The Middle Temple Law Library is the second law library we got the chance to visit and was very interesting. The library is located next to a Knights Templar Church (can you say Da Vinci Code?). It was really interesting to see a bit of how the legal system in the United Kingdom works by visiting this library. It was a little difficult to understand and grasp some of the terms that were used, such as the exact difference between a barrister and a solicitor. I know that a barrister is the one that actually represents people in court, but then I do not know what solicitor does, just that they are both important for the legal process.
All lawyers in the UK must belong to one of the four Inns of Court. Two Inns are in the same location just with different buildings, and each Inn has it’s own library and focus. For example, the Inner Temple focuses on American and International law. Both the Inner and Middle Temple are at the same location and both date back to the Knights Templar (prior to the 1500s) but do not have exact dates.

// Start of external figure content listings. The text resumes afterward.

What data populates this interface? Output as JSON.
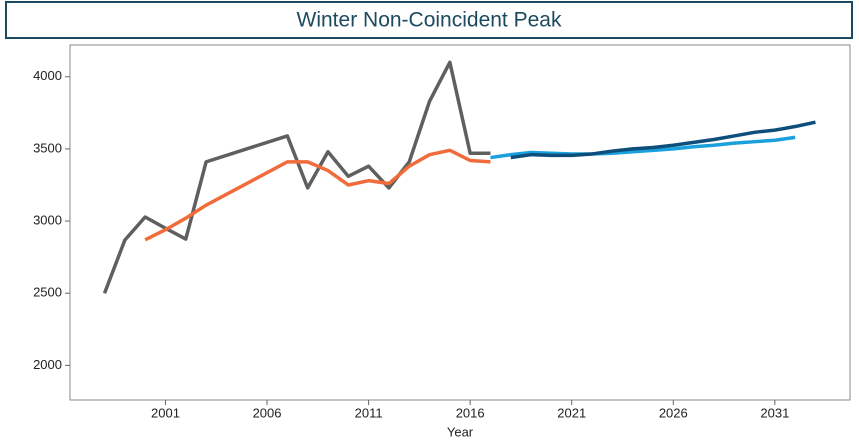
{
  "chart_data": {
    "type": "line",
    "title": "Winter Non-Coincident Peak",
    "xlabel": "Year",
    "xlim": [
      1996.3,
      2034.7
    ],
    "xticks": [
      2001,
      2006,
      2011,
      2016,
      2021,
      2026,
      2031
    ],
    "ylim": [
      1760,
      4220
    ],
    "yticks": [
      2000,
      2500,
      3000,
      3500,
      4000
    ],
    "grid": false,
    "series": [
      {
        "color": "#5f5f5f",
        "x": [
          1998,
          1999,
          2000,
          2001,
          2002,
          2003,
          2007,
          2008,
          2009,
          2010,
          2011,
          2012,
          2013,
          2014,
          2015,
          2016,
          2017
        ],
        "values": [
          2500,
          2868,
          3028,
          2950,
          2875,
          3410,
          3590,
          3230,
          3480,
          3310,
          3380,
          3230,
          3410,
          3830,
          4100,
          3470,
          3470
        ]
      },
      {
        "color": "#f26b3a",
        "x": [
          2000,
          2001,
          2002,
          2003,
          2007,
          2008,
          2009,
          2010,
          2011,
          2012,
          2013,
          2014,
          2015,
          2016,
          2017
        ],
        "values": [
          2870,
          2940,
          3020,
          3110,
          3410,
          3410,
          3350,
          3250,
          3280,
          3260,
          3380,
          3460,
          3490,
          3420,
          3410
        ]
      },
      {
        "color": "#1aa0dc",
        "x": [
          2017,
          2018,
          2019,
          2020,
          2021,
          2022,
          2023,
          2024,
          2025,
          2026,
          2027,
          2028,
          2029,
          2030,
          2031,
          2032
        ],
        "values": [
          3440,
          3460,
          3475,
          3470,
          3465,
          3465,
          3470,
          3480,
          3490,
          3500,
          3515,
          3525,
          3540,
          3550,
          3560,
          3580
        ]
      },
      {
        "color": "#0d4f7a",
        "x": [
          2018,
          2019,
          2020,
          2021,
          2022,
          2023,
          2024,
          2025,
          2026,
          2027,
          2028,
          2029,
          2030,
          2031,
          2032,
          2033
        ],
        "values": [
          3440,
          3460,
          3455,
          3455,
          3465,
          3485,
          3500,
          3510,
          3525,
          3545,
          3565,
          3590,
          3615,
          3630,
          3655,
          3685
        ]
      }
    ]
  }
}
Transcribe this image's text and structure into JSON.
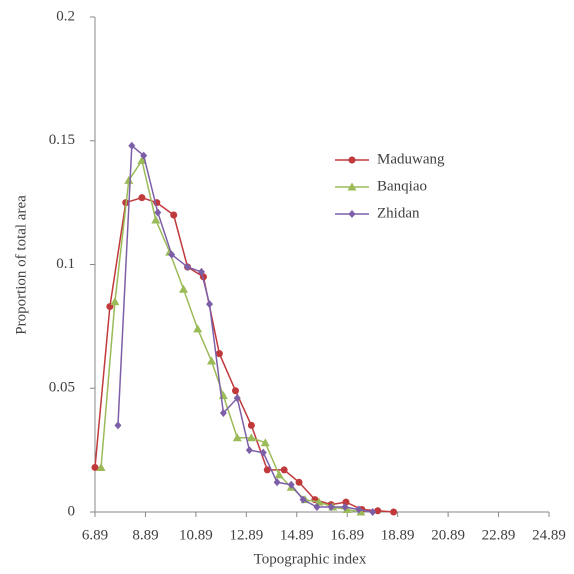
{
  "chart_data": {
    "type": "line",
    "xlabel": "Topographic index",
    "ylabel": "Proportion of total area",
    "xlim": [
      6.89,
      24.89
    ],
    "xticks": [
      6.89,
      8.89,
      10.89,
      12.89,
      14.89,
      16.89,
      18.89,
      20.89,
      22.89,
      24.89
    ],
    "ylim": [
      0,
      0.2
    ],
    "yticks": [
      0,
      0.05,
      0.1,
      0.15,
      0.2
    ],
    "grid": false,
    "legend": "upper right",
    "series": [
      {
        "name": "Maduwang",
        "color": "#c0393b",
        "marker": "circle",
        "x": [
          6.89,
          7.48,
          8.11,
          8.75,
          9.34,
          10.01,
          10.56,
          11.19,
          11.82,
          12.46,
          13.09,
          13.72,
          14.39,
          14.98,
          15.61,
          16.25,
          16.84,
          17.47,
          18.1,
          18.73
        ],
        "values": [
          0.018,
          0.083,
          0.125,
          0.127,
          0.125,
          0.12,
          0.099,
          0.095,
          0.064,
          0.049,
          0.035,
          0.017,
          0.017,
          0.012,
          0.005,
          0.003,
          0.004,
          0.001,
          0.0005,
          0
        ]
      },
      {
        "name": "Banqiao",
        "color": "#9bbb59",
        "marker": "triangle",
        "x": [
          7.13,
          7.68,
          8.23,
          8.75,
          9.3,
          9.85,
          10.4,
          10.96,
          11.51,
          11.98,
          12.53,
          13.09,
          13.64,
          14.19,
          14.67,
          15.22,
          15.77,
          16.32,
          16.88,
          17.43
        ],
        "values": [
          0.018,
          0.085,
          0.134,
          0.142,
          0.118,
          0.105,
          0.09,
          0.074,
          0.061,
          0.047,
          0.03,
          0.03,
          0.028,
          0.015,
          0.01,
          0.005,
          0.004,
          0.002,
          0.001,
          0
        ]
      },
      {
        "name": "Zhidan",
        "color": "#7d5fa8",
        "marker": "diamond",
        "x": [
          7.8,
          8.35,
          8.82,
          9.38,
          9.93,
          10.56,
          11.11,
          11.43,
          11.98,
          12.53,
          13.01,
          13.56,
          14.11,
          14.67,
          15.14,
          15.69,
          16.25,
          16.8,
          17.35,
          17.9
        ],
        "values": [
          0.035,
          0.148,
          0.144,
          0.121,
          0.104,
          0.099,
          0.097,
          0.084,
          0.04,
          0.046,
          0.025,
          0.024,
          0.012,
          0.011,
          0.005,
          0.002,
          0.002,
          0.002,
          0.001,
          0
        ]
      }
    ]
  }
}
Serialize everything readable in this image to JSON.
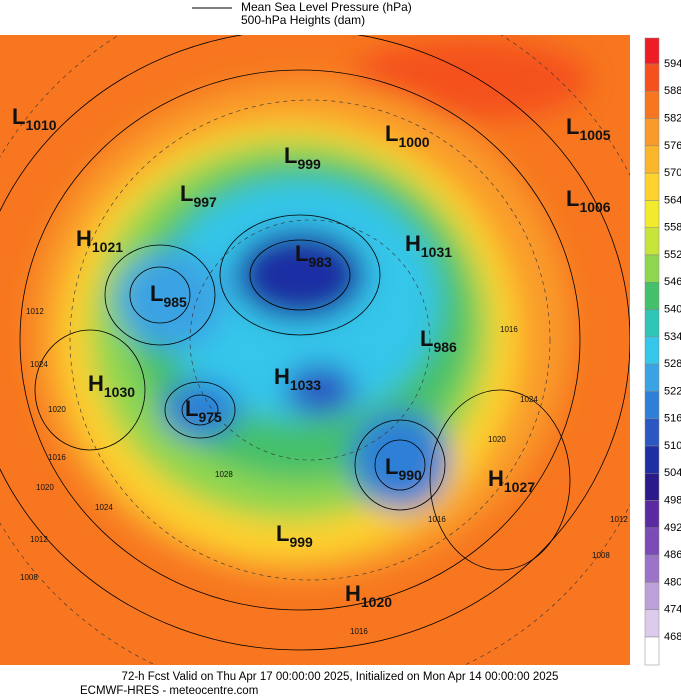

The Inns are the ones that are responsible for calling barristers to court to represent people, and the most senior members of the court are called benchers. There are usually two honorary royal members/benchers, Prince William recently became one and the second is supposed to be named soon, it used to be the Queen Mother and Princess Diana if I am not mistaken. The Middle Temple has a dining hall where the first performance of Twelfth Night was performed and was said to have had both Elizabeth I and William Shakespeare in attendance.
The biggest stand out from the Middle Temple Law Library, other than the cool connection with the Knights Templar was the Declaration it has hanging on the wall. The Declaration from the former thirteen colonies, with signatures, was a really cool thing to see. Even more so because little red stars had been fixed next to certain men’s signatures. Those men were members of the Middle Temple. It was a trend in both America and England to send the sons away to be educated in England and then to practice in America, some of those sons were members of Middle Temple and signed that document. It was almost like seeing the Declaration of Independence in Washington DC, except somehow more interesting because you were standing in the Inn that some of those men had been members of.